Carbs gives us quick energy because they begin being digested while still in your mouth.
Protein starts digesting in your stomach and fat waits till it hits your intestines.
Studies of carbs affects on our bodies
1. Dr. Dale Schoeller former president of The American Society for Clinical Nutrition states his studies showed that there is no advantage to a low carbohydrate diet compared to a different type of diet with equal calories. He did state that initial weight loss was greater but this was due to water loss.
2. Dr. Diane Sadler from Oregon Health Sciences University found there was no benefit to a eating a low carbohydrate diet compared to the nutritionally balanced Dash diet. She also states that the initial greater weight loss is due to water. She goes one step further and states that eating an unbalanced low-carb diet can cause dehydration.
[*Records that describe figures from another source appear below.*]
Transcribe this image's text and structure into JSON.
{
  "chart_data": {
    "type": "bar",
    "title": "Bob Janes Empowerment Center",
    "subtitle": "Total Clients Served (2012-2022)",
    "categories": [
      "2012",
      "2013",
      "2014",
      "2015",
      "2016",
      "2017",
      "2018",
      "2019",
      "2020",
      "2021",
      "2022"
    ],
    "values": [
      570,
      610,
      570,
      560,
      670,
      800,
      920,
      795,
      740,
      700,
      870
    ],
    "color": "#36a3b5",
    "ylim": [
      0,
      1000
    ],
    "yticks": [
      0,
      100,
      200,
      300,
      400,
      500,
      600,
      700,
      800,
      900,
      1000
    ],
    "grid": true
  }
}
3. A one year study at University of Pennsylvania School of Medicine involving 63 obese men and woman who were randomly assigned to a low carb diet or a low calorie diet had the following results:
- After 3 months those on the low carb diet lost more weight
- After 6 months - the low carb diet wins again
- After 12 months there were no differences
4. A recent study at Duke University Medical Center shows that a low-carbohydrate diet can lead to a significant weight loss. They found that 80% of the subjects remained on the diet for six-months. They lost an average of 10% of their original body weight. Though they were impressed with the results they are still not convinced that the diet is safe.
5. A 20 year study by Harvard School of Public Health showed no difference in weight loss between a low-carb diet and a low-fat diet.
There is insufficient scientific evidence to support or oppose if low-carbohydrate diets are healthy or not.
Food for thought …
I know several people who have conferred with the dietician at our local hospital. All of them were told to limit their carb intake somewhere between 175 - 250 per day - depending on their current weight and their health. They all lost weight.
Though it may not seem like a lot to you at first - but eating 200 grams of carbs per day can almost be hard. It’s definitely enough to keep you full and satisfied.
A sound approach to weigh loss is good nutrition. Include foods from all the food groups. Eat various colors of foods. Include carbohydrates - fruits, vegetables, pasta, rice, grains and bread products.
Bottom Line …
If you love carbs like I do, you don’t have to give them up to lose weight. Eat more complex carbohydrates like whole grains, fruits and vegetables. Enjoy simple carbohydrates in moderation. You’ll be increasing your energy and reducing your overall health risks.
Begin by replacing your white refined carbs with their whole grain counterpart. I absolutely love pasta and rice. At first the whole grain versions were a little chewy to me - but now it doesn’t even phase me.